New Jerseyans who live in different communities use hospitals at widely different rates, and those differences could pave the way to improving healthcare and reducing costs, according to a new report by Rutgers University researchers.
The report, Hospital Utilization Patterns in 13 Low-Income Communities in New Jersey: Opportunities for Better Care and Lower Costs, found wide variations in how many avoidable ER visits residents make.
The reason that this information is so valuable, according to coauthor Joel Cantor, director of the Rutgers Center for State Health Policy, is that it opens up the possibility that communities that rely heavily on hospitals for primary care can learn from those who make fewer trips to the ER.
For example, the report found that Camden residents had more than three times as many avoidable visits to emergency departments than did residents of the Union City-West New York-North Bergen region.
“Our intention was to start a dialogue and I think we’ve succeeded,” Cantor said. The report has been shared with state health and Medicaid officials, as well as community leaders, he noted.
The report didn’t examine the reasons for varying hospital utilization rates. Instead, it compiled data on emergency-room visits and inpatient hospital stays and compared communities with the highest and lowest rates.
The communities were chosen for the study because they are potential candidates for the state’s pilot Medicaid accountable care organization (ACO).
The way this project will work is that an ACO will be set up in each participating community, and it will be paid to coordinate patient care. Organizations will earn more if they improve the quality of care as measured by objective benchmarks; expand access to primary and behavioral healthcare; and reduce costs.
New Brunswick was the only one of the 13 communities that had consistently low rates of emergency department use, inpatient visits, and hospital readmissions.
Cantor said that New Brunswick’s admirable achievement could result from it having a strong primary care infrastructure, which other communities could try to replicate.
But not all success factors can be replicated, such as having a large immigrant population that uses hospitals less.
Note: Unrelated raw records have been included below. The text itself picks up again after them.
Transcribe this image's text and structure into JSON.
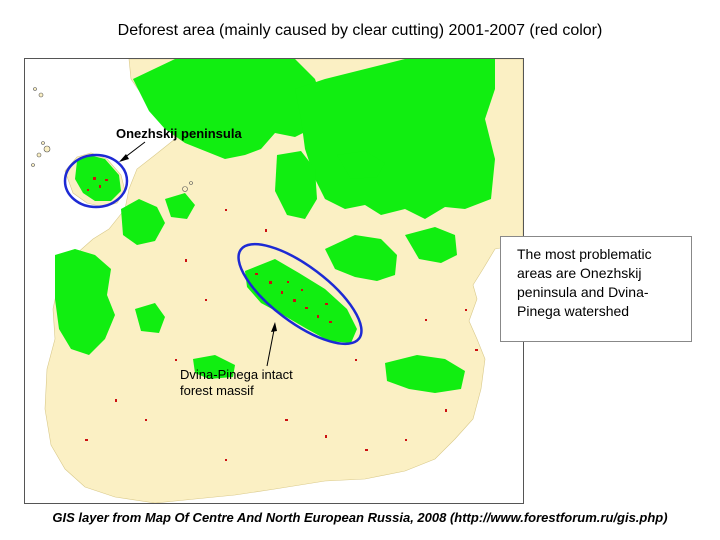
{
  "title": "Deforest area (mainly caused by clear cutting)  2001-2007 (red color)",
  "labels": {
    "onezhskij": "Onezhskij peninsula",
    "dvina_line1": "Dvina-Pinega intact",
    "dvina_line2": "forest massif"
  },
  "callout": {
    "text": "The most problematic areas are Onezhskij peninsula and Dvina-Pinega watershed"
  },
  "footer": "GIS layer from Map Of Centre And North European Russia, 2008 (http://www.forestforum.ru/gis.php)",
  "colors": {
    "region_fill": "#fbf0c4",
    "intact_forest": "#11ee11",
    "deforestation": "#cc1111",
    "highlight_ellipse": "#1d2ad4",
    "water": "#ffffff"
  }
}
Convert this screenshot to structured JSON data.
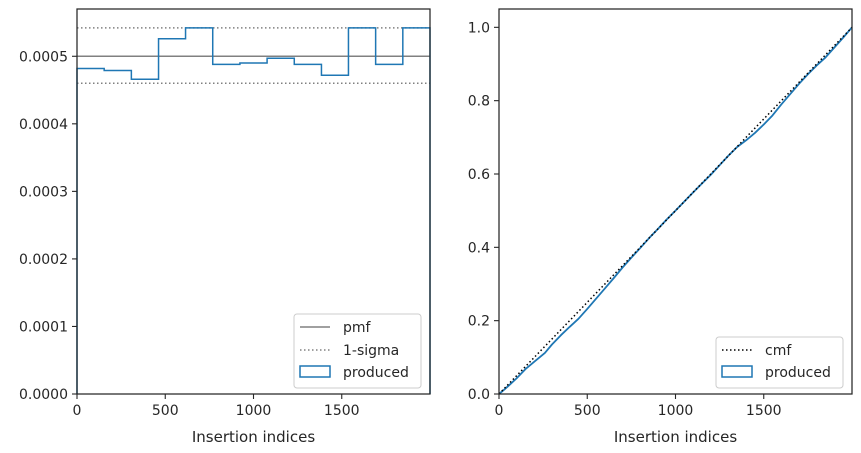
{
  "chart_data": [
    {
      "type": "histogram-step",
      "xlabel": "Insertion indices",
      "ylabel": "",
      "xlim": [
        0,
        2000
      ],
      "ylim": [
        0,
        0.00057
      ],
      "x_ticks": [
        0,
        500,
        1000,
        1500
      ],
      "x_tick_labels": [
        "0",
        "500",
        "1000",
        "1500"
      ],
      "y_ticks": [
        0,
        0.0001,
        0.0002,
        0.0003,
        0.0004,
        0.0005
      ],
      "y_tick_labels": [
        "0.0000",
        "0.0001",
        "0.0002",
        "0.0003",
        "0.0004",
        "0.0005"
      ],
      "pmf": 0.0005,
      "sigma_lower": 0.00046,
      "sigma_upper": 0.000542,
      "bin_edges": [
        0,
        154,
        308,
        462,
        615,
        769,
        923,
        1077,
        1231,
        1385,
        1538,
        1692,
        1846,
        2000
      ],
      "produced_values": [
        0.000482,
        0.000479,
        0.000466,
        0.000526,
        0.000542,
        0.000488,
        0.00049,
        0.000497,
        0.000488,
        0.000472,
        0.000542,
        0.000488,
        0.000542
      ],
      "legend": {
        "position": "lower-right",
        "entries": [
          {
            "label": "pmf",
            "style": "solid",
            "color": "#808080"
          },
          {
            "label": "1-sigma",
            "style": "dotted",
            "color": "#808080"
          },
          {
            "label": "produced",
            "style": "patch",
            "color": "#1f77b4"
          }
        ]
      }
    },
    {
      "type": "line",
      "xlabel": "Insertion indices",
      "ylabel": "",
      "xlim": [
        0,
        2000
      ],
      "ylim": [
        0,
        1.05
      ],
      "x_ticks": [
        0,
        500,
        1000,
        1500
      ],
      "x_tick_labels": [
        "0",
        "500",
        "1000",
        "1500"
      ],
      "y_ticks": [
        0,
        0.2,
        0.4,
        0.6,
        0.8,
        1.0
      ],
      "y_tick_labels": [
        "0.0",
        "0.2",
        "0.4",
        "0.6",
        "0.8",
        "1.0"
      ],
      "cmf": {
        "x": [
          0,
          2000
        ],
        "y": [
          0,
          1
        ]
      },
      "produced": {
        "x": [
          0,
          30,
          60,
          100,
          150,
          200,
          260,
          300,
          350,
          400,
          450,
          500,
          550,
          600,
          650,
          700,
          750,
          800,
          850,
          900,
          950,
          1000,
          1050,
          1100,
          1150,
          1200,
          1250,
          1300,
          1350,
          1400,
          1450,
          1500,
          1550,
          1600,
          1650,
          1700,
          1750,
          1800,
          1850,
          1900,
          1950,
          2000
        ],
        "y": [
          0,
          0.012,
          0.025,
          0.043,
          0.068,
          0.088,
          0.112,
          0.135,
          0.16,
          0.183,
          0.205,
          0.232,
          0.26,
          0.288,
          0.316,
          0.345,
          0.372,
          0.398,
          0.425,
          0.45,
          0.476,
          0.5,
          0.525,
          0.55,
          0.574,
          0.598,
          0.624,
          0.65,
          0.674,
          0.692,
          0.712,
          0.735,
          0.76,
          0.79,
          0.818,
          0.846,
          0.872,
          0.896,
          0.918,
          0.945,
          0.972,
          1.0
        ]
      },
      "legend": {
        "position": "lower-right",
        "entries": [
          {
            "label": "cmf",
            "style": "dotted",
            "color": "#000000"
          },
          {
            "label": "produced",
            "style": "patch",
            "color": "#1f77b4"
          }
        ]
      }
    }
  ]
}
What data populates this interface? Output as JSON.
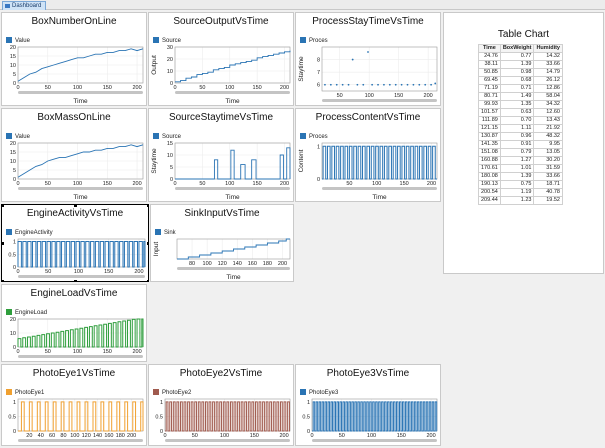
{
  "tab": {
    "label": "Dashboard"
  },
  "charts": [
    {
      "id": "c1",
      "title": "BoxNumberOnLine",
      "legend": "Value",
      "color": "#2a74b4",
      "type": "line",
      "xlabel": "Time",
      "ylabel": "",
      "xlim": [
        0,
        210
      ],
      "xticks": [
        0,
        50,
        100,
        150,
        200
      ],
      "ylim": [
        0,
        20
      ],
      "yticks": [
        0,
        5,
        10,
        15,
        20
      ],
      "x": [
        0,
        10,
        20,
        30,
        40,
        50,
        60,
        70,
        80,
        90,
        100,
        110,
        120,
        130,
        140,
        150,
        160,
        170,
        180,
        190,
        200,
        210
      ],
      "y": [
        1,
        3,
        5,
        6,
        8,
        9,
        10,
        11,
        12,
        13,
        14,
        14,
        15,
        16,
        16,
        17,
        17,
        18,
        18,
        19,
        18,
        19
      ]
    },
    {
      "id": "c2",
      "title": "SourceOutputVsTime",
      "legend": "Source",
      "color": "#2a74b4",
      "type": "step",
      "xlabel": "Time",
      "ylabel": "Output",
      "xlim": [
        0,
        210
      ],
      "xticks": [
        0,
        50,
        100,
        150,
        200
      ],
      "ylim": [
        0,
        30
      ],
      "yticks": [
        0,
        10,
        20,
        30
      ],
      "x": [
        0,
        10,
        20,
        30,
        40,
        50,
        60,
        70,
        80,
        90,
        100,
        110,
        120,
        130,
        140,
        150,
        160,
        170,
        180,
        190,
        200,
        210
      ],
      "y": [
        1,
        2,
        4,
        5,
        7,
        8,
        9,
        11,
        12,
        13,
        15,
        16,
        17,
        18,
        19,
        21,
        22,
        23,
        24,
        25,
        26,
        27
      ]
    },
    {
      "id": "c3",
      "title": "ProcessStayTimeVsTime",
      "legend": "Proces",
      "color": "#2a74b4",
      "type": "scatter",
      "xlabel": "",
      "ylabel": "Staytime",
      "xlim": [
        20,
        215
      ],
      "xticks": [
        50,
        100,
        150,
        200
      ],
      "ylim": [
        5.5,
        9
      ],
      "yticks": [
        6,
        7,
        8
      ],
      "x": [
        25,
        35,
        45,
        55,
        65,
        72,
        80,
        90,
        98,
        105,
        115,
        125,
        135,
        145,
        155,
        165,
        175,
        185,
        195,
        205,
        212
      ],
      "y": [
        6,
        6,
        6,
        6,
        6,
        8,
        6,
        6,
        8.6,
        6,
        6,
        6,
        6,
        6,
        6,
        6,
        6,
        6,
        6,
        6,
        6.1
      ]
    },
    {
      "id": "c4",
      "title": "BoxMassOnLine",
      "legend": "Value",
      "color": "#2a74b4",
      "type": "line",
      "xlabel": "Time",
      "ylabel": "",
      "xlim": [
        0,
        210
      ],
      "xticks": [
        0,
        50,
        100,
        150,
        200
      ],
      "ylim": [
        0,
        20
      ],
      "yticks": [
        0,
        5,
        10,
        15,
        20
      ],
      "x": [
        0,
        10,
        20,
        30,
        40,
        50,
        60,
        70,
        80,
        90,
        100,
        110,
        120,
        130,
        140,
        150,
        160,
        170,
        180,
        190,
        200,
        210
      ],
      "y": [
        1,
        3,
        5,
        7,
        8,
        10,
        11,
        12,
        12,
        13,
        14,
        15,
        15,
        16,
        16,
        17,
        17,
        18,
        18,
        19,
        18,
        19
      ]
    },
    {
      "id": "c5",
      "title": "SourceStaytimeVsTime",
      "legend": "Source",
      "color": "#2a74b4",
      "type": "step",
      "xlabel": "Time",
      "ylabel": "Staytime",
      "xlim": [
        0,
        210
      ],
      "xticks": [
        0,
        50,
        100,
        150,
        200
      ],
      "ylim": [
        0,
        15
      ],
      "yticks": [
        0,
        5,
        10,
        15
      ],
      "x": [
        0,
        70,
        72,
        76,
        78,
        100,
        102,
        106,
        108,
        118,
        120,
        126,
        128,
        138,
        140,
        146,
        148,
        190,
        192,
        196,
        198,
        202,
        204,
        210
      ],
      "y": [
        0,
        0,
        8,
        8,
        0,
        0,
        12,
        12,
        0,
        0,
        6,
        6,
        0,
        0,
        8,
        8,
        0,
        0,
        10,
        10,
        0,
        0,
        13,
        0
      ]
    },
    {
      "id": "c6",
      "title": "ProcessContentVsTime",
      "legend": "Proces",
      "color": "#2a74b4",
      "type": "pulse",
      "xlabel": "Time",
      "ylabel": "Content",
      "xlim": [
        0,
        210
      ],
      "xticks": [
        50,
        100,
        150,
        200
      ],
      "ylim": [
        0,
        1.1
      ],
      "yticks": [
        0,
        1
      ],
      "pulse_period": 8,
      "pulse_duty": 0.6,
      "pulse_start": 2,
      "pulse_high": 1
    },
    {
      "id": "c7",
      "title": "EngineActivityVsTime",
      "legend": "EngineActivity",
      "color": "#2a74b4",
      "type": "pulse",
      "xlabel": "",
      "ylabel": "",
      "xlim": [
        0,
        210
      ],
      "xticks": [
        0,
        50,
        100,
        150,
        200
      ],
      "ylim": [
        0,
        1.1
      ],
      "yticks": [
        0,
        0.5,
        1.0
      ],
      "pulse_period": 8,
      "pulse_duty": 0.7,
      "pulse_start": 0,
      "pulse_high": 1
    },
    {
      "id": "c8",
      "title": "SinkInputVsTime",
      "legend": "Sink",
      "color": "#2a74b4",
      "type": "step",
      "xlabel": "Time",
      "ylabel": "Input",
      "xlim": [
        60,
        210
      ],
      "xticks": [
        80,
        100,
        120,
        140,
        160,
        180,
        200
      ],
      "ylim": [
        0,
        10
      ],
      "yticks": [],
      "x": [
        60,
        75,
        90,
        105,
        120,
        135,
        150,
        165,
        180,
        195,
        205,
        210
      ],
      "y": [
        0,
        1,
        2,
        3,
        4,
        5,
        6,
        7,
        8,
        9,
        10,
        10
      ]
    },
    {
      "id": "c9",
      "title": "EngineLoadVsTime",
      "legend": "EngineLoad",
      "color": "#2e9e3c",
      "type": "rampload",
      "xlabel": "",
      "ylabel": "",
      "xlim": [
        0,
        210
      ],
      "xticks": [
        0,
        50,
        100,
        150,
        200
      ],
      "ylim": [
        0,
        20
      ],
      "yticks": [
        0,
        10,
        20
      ],
      "pulse_period": 8,
      "pulse_duty": 0.6,
      "pulse_start": 0,
      "pulse_high": 20
    },
    {
      "id": "c10",
      "title": "PhotoEye1VsTime",
      "legend": "PhotoEye1",
      "color": "#f0a030",
      "type": "pulse",
      "xlabel": "",
      "ylabel": "",
      "xlim": [
        0,
        220
      ],
      "xticks": [
        20,
        40,
        60,
        80,
        100,
        120,
        140,
        160,
        180,
        200
      ],
      "ylim": [
        0,
        1.1
      ],
      "yticks": [
        0,
        0.5,
        1.0
      ],
      "pulse_period": 14,
      "pulse_duty": 0.35,
      "pulse_start": 6,
      "pulse_high": 1
    },
    {
      "id": "c11",
      "title": "PhotoEye2VsTime",
      "legend": "PhotoEye2",
      "color": "#a05a4e",
      "type": "pulse",
      "xlabel": "",
      "ylabel": "",
      "xlim": [
        0,
        210
      ],
      "xticks": [
        0,
        50,
        100,
        150,
        200
      ],
      "ylim": [
        0,
        1.1
      ],
      "yticks": [
        0,
        0.5,
        1.0
      ],
      "pulse_period": 6,
      "pulse_duty": 0.5,
      "pulse_start": 2,
      "pulse_high": 1
    },
    {
      "id": "c12",
      "title": "PhotoEye3VsTime",
      "legend": "PhotoEye3",
      "color": "#2a74b4",
      "type": "pulse",
      "xlabel": "",
      "ylabel": "",
      "xlim": [
        0,
        210
      ],
      "xticks": [
        0,
        50,
        100,
        150,
        200
      ],
      "ylim": [
        0,
        1.1
      ],
      "yticks": [
        0,
        0.5,
        1.0
      ],
      "pulse_period": 5,
      "pulse_duty": 0.5,
      "pulse_start": 2,
      "pulse_high": 1
    }
  ],
  "table": {
    "title": "Table Chart",
    "columns": [
      "Time",
      "BoxWeight",
      "Humidity"
    ],
    "rows": [
      [
        "24.76",
        "0.77",
        "14.32"
      ],
      [
        "38.11",
        "1.39",
        "33.66"
      ],
      [
        "50.85",
        "0.98",
        "14.79"
      ],
      [
        "69.45",
        "0.68",
        "26.12"
      ],
      [
        "71.19",
        "0.71",
        "12.86"
      ],
      [
        "80.71",
        "1.49",
        "58.04"
      ],
      [
        "99.93",
        "1.35",
        "34.32"
      ],
      [
        "101.57",
        "0.63",
        "12.60"
      ],
      [
        "111.89",
        "0.70",
        "13.43"
      ],
      [
        "121.15",
        "1.11",
        "21.92"
      ],
      [
        "130.87",
        "0.96",
        "48.32"
      ],
      [
        "141.35",
        "0.91",
        "9.95"
      ],
      [
        "151.08",
        "0.79",
        "13.05"
      ],
      [
        "160.88",
        "1.27",
        "30.20"
      ],
      [
        "170.61",
        "1.01",
        "31.59"
      ],
      [
        "180.08",
        "1.39",
        "33.66"
      ],
      [
        "190.13",
        "0.75",
        "18.71"
      ],
      [
        "200.54",
        "1.19",
        "40.78"
      ],
      [
        "209.44",
        "1.23",
        "19.52"
      ]
    ]
  }
}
“Some things are outside of (community) control,” Cantor said.
Cantor did say that the ACO model is well-positioned to address many factors that lead to excessive hospital use, such as substance abuse. In addition, ACO staff are trained to help patients receive services that alleviate many of the root causes of ER and healthcare overuse.
Many of the report’s findings will give community healthcare leaders a lot to think about.
For example, only 1 percent of the patients in the study were among the highest users of both inpatient care and emergency departments.
“They are really quite different populations,” Cantor said. And that could help communities realize that they need to come up with different strategies to solve each problem.
He also noted that patients with private insurance made up the largest percentage of frequent users of ERs (33.3 percent of that category statewide).
“The hospitals don’t mind when insured patients show up frequently,” Cantor said. “The incentives aren’t necessarily aligned for the hospitals, at least to tackle this problem.”
While hospitals are working to reduce use by uninsured residents, the increase in the number of insured patients as a result of the federal Affordable Care Act may reverse this trend.
Emergency department “overcrowding is a problem that is not going to go away and may get worse,” Cantor said.
The largest potential savings are among those who reduce inpatient treatment. If high-use communities could match their lowest-use counterparts (Elizabeth and Linden), hospitals could save $284.3 million annually, according to the report. Cantor said that could be achieved by reducing the number of patients overall or by providing care at a lower cost.
“It’s a lot of money on the table,” Cantor said, characterizing the potential savings for communities.
One potential path for savings is suggested by the fact that 38.6 percent of the most frequent inpatient hospital visitors had mental-health disorders, including substance-abuse problems. If mental-health needs could be met before they lead to hospitalizations, the savings could be quite large, Cantor said.